Compliance and your security story

With companies like Vanta, Drata, and SecureFrame making SOC2 easier, companies are getting SOC2 earlier than ever before. Compliance for the sake of compliance is fine early on, but being able to also talk about your key practices and security controls makes a big difference in strengthening the way your customers and potential customers view your security practices.

You should have a list of three or four security practices that you’re really proud of and will make customers feel better. Some ideas about what these could be:

  • Strong second factor authentication everywhere.
  • Good practices within your cloud environment.
  • Secrets management practices.
  • Centralized collection of security data with RunReveal =]

One thing to note. When you're talking to customers, don't lie to them or try too hard to paint your security practices in a positive light.
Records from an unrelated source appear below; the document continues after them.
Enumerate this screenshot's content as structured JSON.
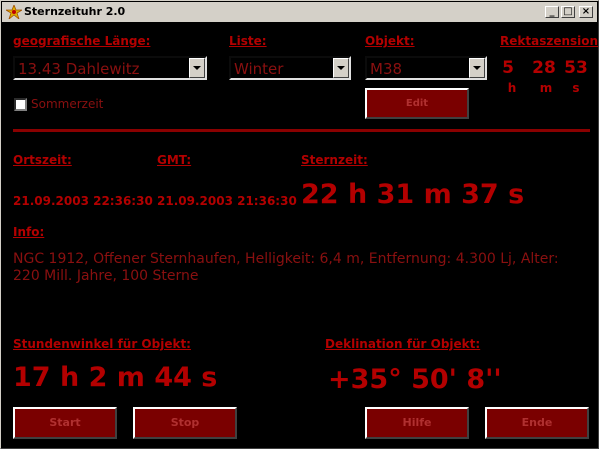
{
  "window": {
    "title": "Sternzeituhr 2.0",
    "min_label": "_",
    "max_label": "□",
    "close_label": "×"
  },
  "labels": {
    "laenge": "geografische Länge:",
    "liste": "Liste:",
    "objekt": "Objekt:",
    "rekta": "Rektaszension",
    "ortszeit": "Ortszeit:",
    "gmt": "GMT:",
    "sternzeit": "Sternzeit:",
    "info": "Info:",
    "stundenwinkel": "Stundenwinkel für Objekt:",
    "deklination": "Deklination für Objekt:"
  },
  "combos": {
    "laenge": "13.43  Dahlewitz",
    "liste": "Winter",
    "objekt": "M38"
  },
  "sommerzeit": {
    "label": "Sommerzeit",
    "checked": false
  },
  "buttons": {
    "edit": "Edit",
    "start": "Start",
    "stop": "Stop",
    "hilfe": "Hilfe",
    "ende": "Ende"
  },
  "rekta": {
    "h": "5",
    "m": "28",
    "s": "53",
    "h_unit": "h",
    "m_unit": "m",
    "s_unit": "s"
  },
  "times": {
    "ortszeit": "21.09.2003 22:36:30",
    "gmt": "21.09.2003 21:36:30",
    "sternzeit": "22 h 31 m 37 s"
  },
  "info_text": "NGC 1912, Offener Sternhaufen, Helligkeit: 6,4 m, Entfernung: 4.300 Lj, Alter: 220 Mill. Jahre, 100 Sterne",
  "stundenwinkel": "17 h 2 m 44 s",
  "deklination": "+35° 50' 8''",
  "colors": {
    "accent": "#b30000",
    "button_bg": "#7a0000",
    "background": "#000000",
    "chrome": "#d4d0c8"
  }
}
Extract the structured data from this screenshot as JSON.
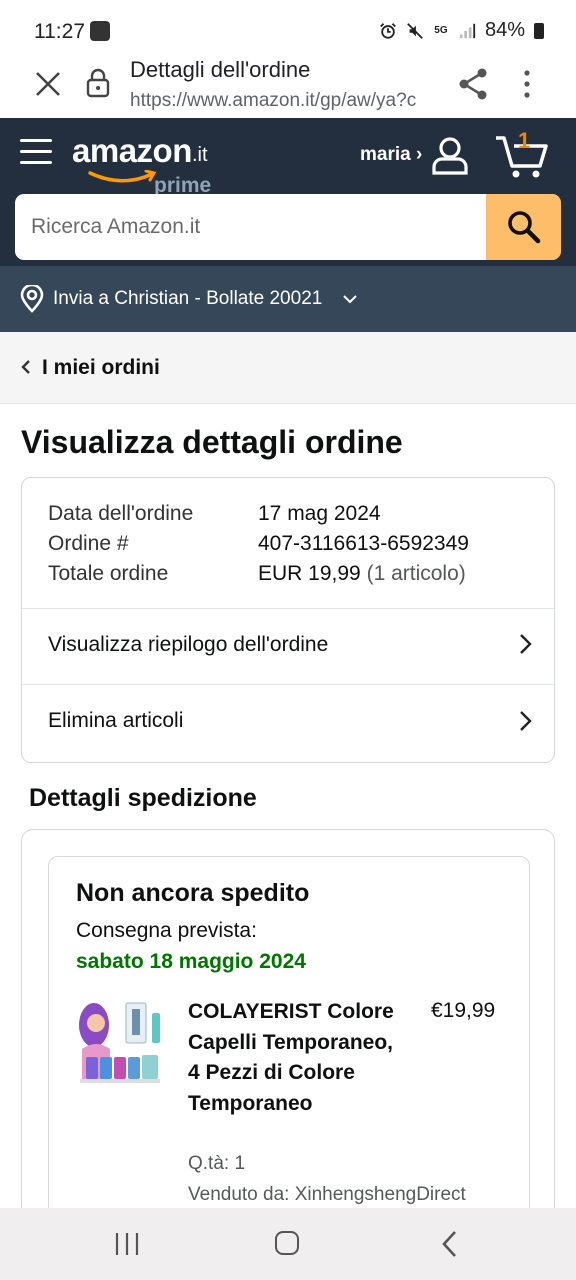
{
  "status_bar": {
    "time": "11:27",
    "network": "5G",
    "battery": "84%"
  },
  "browser": {
    "page_title": "Dettagli dell'ordine",
    "url": "https://www.amazon.it/gp/aw/ya?c"
  },
  "header": {
    "logo_word": "amazon",
    "logo_tld": ".it",
    "logo_prime": "prime",
    "user_label": "maria ›",
    "cart_count": "1",
    "brand_color": "#232f3e",
    "accent_color": "#febd69"
  },
  "search": {
    "placeholder": "Ricerca Amazon.it"
  },
  "deliver": {
    "text": "Invia a Christian - Bollate 20021"
  },
  "breadcrumb": {
    "label": "I miei ordini"
  },
  "page": {
    "title": "Visualizza dettagli ordine"
  },
  "order": {
    "date_label": "Data dell'ordine",
    "date_value": "17 mag 2024",
    "number_label": "Ordine #",
    "number_value": "407-3116613-6592349",
    "total_label": "Totale ordine",
    "total_value": "EUR 19,99",
    "total_count": "(1 articolo)",
    "link_summary": "Visualizza riepilogo dell'ordine",
    "link_delete": "Elimina articoli"
  },
  "shipping": {
    "heading": "Dettagli spedizione",
    "status": "Non ancora spedito",
    "expected_label": "Consegna prevista:",
    "expected_date": "sabato 18 maggio 2024",
    "item": {
      "name": "COLAYERIST Colore Capelli Temporaneo, 4 Pezzi di Colore Temporaneo",
      "price": "€19,99",
      "qty": "Q.tà: 1",
      "seller": "Venduto da: XinhengshengDirect"
    }
  }
}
If some of your security practices could be improved it's okay to share that and it's likely your customers find that more relatable anyways.

Security Reviews

When releasing new products and features, improving existing ones, it’s incredibly important to establish a lightweight SDLC and security review process.

Without a dedicated security team, it’s likely nobody will have the experience to do secure code review or security audits. Until you have that kind of expertise, there’s a few simple things you can do to make your software better, get in the practice of lightweight process, and not need special security expertise.

  • Document project plans and software architecture.
  • Will this allow one customer to see or make requests and retrieve other customer’s data?
  • Are there any secrets directly in the code that shouldn’t be?
  • Does anything in the OWASP Top 10 jump out as something that might be problematic? You may want to dig in a bit deeper if so.

It’s likely that when your company is small, these types of questions will be tough to unpack. Spending a few minutes thinking about whether or not certain attack scenarios might apply to you is a way to ease into threat modeling and heavyweight pentesting in the future.

On-boarding and Off-boarding

If your company is doing a lot of hiring, this will save a lot of time and in addition to making your company more secure. These processes can become pretty automated over time with endpoint management tools and single-sign on doing much of the heavy lifting. If you’re not willing to make the investment in SSO or endpoint management tools early on then making sure you have a really complete checklist for on-boarding and off-boarding will pay massive dividends over time.

What’s important is that:

  • Endpoints are configured to have full disk encryption and automatic updates enabled.
  • Employees lose access to your company assets after they leave the company.
  • You can accomplish these two things without mistakes and quickly.

Takeaways

Security matters a lot at a startup. It doesn't need to be slow, expensive, or really confusing. I hope this is helpful and approachable to people in all kinds of roles at tech startups.

If your goal is to keep the company secure, there are only a few common ways that most companies get compromised and it's important you prioritize security controls preventing those scenarios, while building a healthy long-term security culture.

You can definitely accomplish that if you build positive relationships and a positive mindset around security, while focusing on rapid improvement and iteration in those few areas that matter. You got this!